I hunted rabbits with my .22. When I brought them home, I was proud of my accomplishment. Rabbit for the stew pot. When I shot a prairie chicken and brought it home, I was proud of providing a prairie chicken for the stew pot.
Maybe it is prosperity, the ability to buy whatever you want for yourself. Maybe it has something to do with extravagant competition, bigger and bigger and more expensive gifts. Maybe it has to do with the artificial manipulation of desire on TV, the turning of Santa Claus from a jolly old elf who likes his Coca Cola into a pitchman so crazed that no happiness can exist for a child unless he or she is buried in toys.
What is left, for me, thank goodness, is the joy of giving. However, even this is tempered with the knowledge of a Canada that I don’t remember. I know that some people in Gimli did not have much and there may not have been anything or very little under the Christmas tree. There may have been no Christmas tree. The bag of candy and the orange at the church may have been the only gift. However, as a child our world is small, it encompasses family and, perhaps, friends. We are not part of discussions about how much can be spent on Christmas gifts or Christmas food or how poor other people might be.
However, as I grew up, I don’t remember soup kitchens, food banks, people living in cars, homeless people pushing grocery carts with their few possessions.
Maybe, because we weren’t constantly being told that we should want things, we were satisfied with less. One of the finest gifts my brother and I ever received came from a friend who came to live with us for a while. He wasn’t much older than us. It was a kind of pinball game you played with it resting on the floor or a table and there was a slot and spring with which you could send metal balls shooting up. There were numbered metal pieces that were curved and each one had a value marked below it. We tried to get the balls into the various curved metal pieces. We played with it for years.
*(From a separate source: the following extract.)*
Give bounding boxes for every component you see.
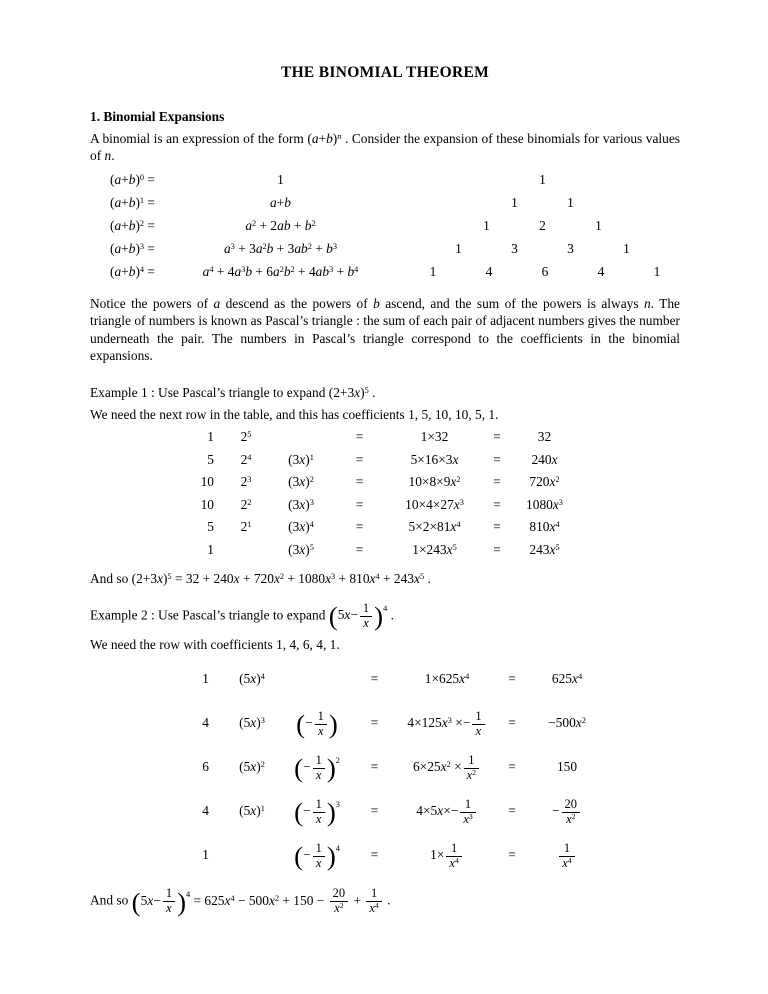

Adults know that we created Santa Claus. We know that Coca Cola helped to develop his current image. As a child it did me no harm to believe in a jolly old elf who was generous and kind and brought kids gifts. The larger questions, the unanswerable questions of right and wrong, of materialism vs. idealism can wait until later. Kids need jolly old elves in their lives. More than ever. Their adult worries will start soon enough.
Perhaps, though, for me, the most important part of Christmas was Christmas Eve with its ritual of attending a late service. Ritual matters. These many decades later, I remember no more of the gifts than those I’ve mentioned and, of those I have mentioned, there was none more important than the small paper bag with hard candy and an orange that was given to children at the service. Never have I forgotten holding my paper bag as we sang Silent Night. In childhood, that bag contained the sweetness of both the candy and the exotic flavour of the orange. Today, as I think back, what matters is that I know that those kids who weren’t lucky enough to have gifts on Christmas morning, had that bag with those candies and that orange and, I’ve been told, were sometimes given more than one. I hope that is true.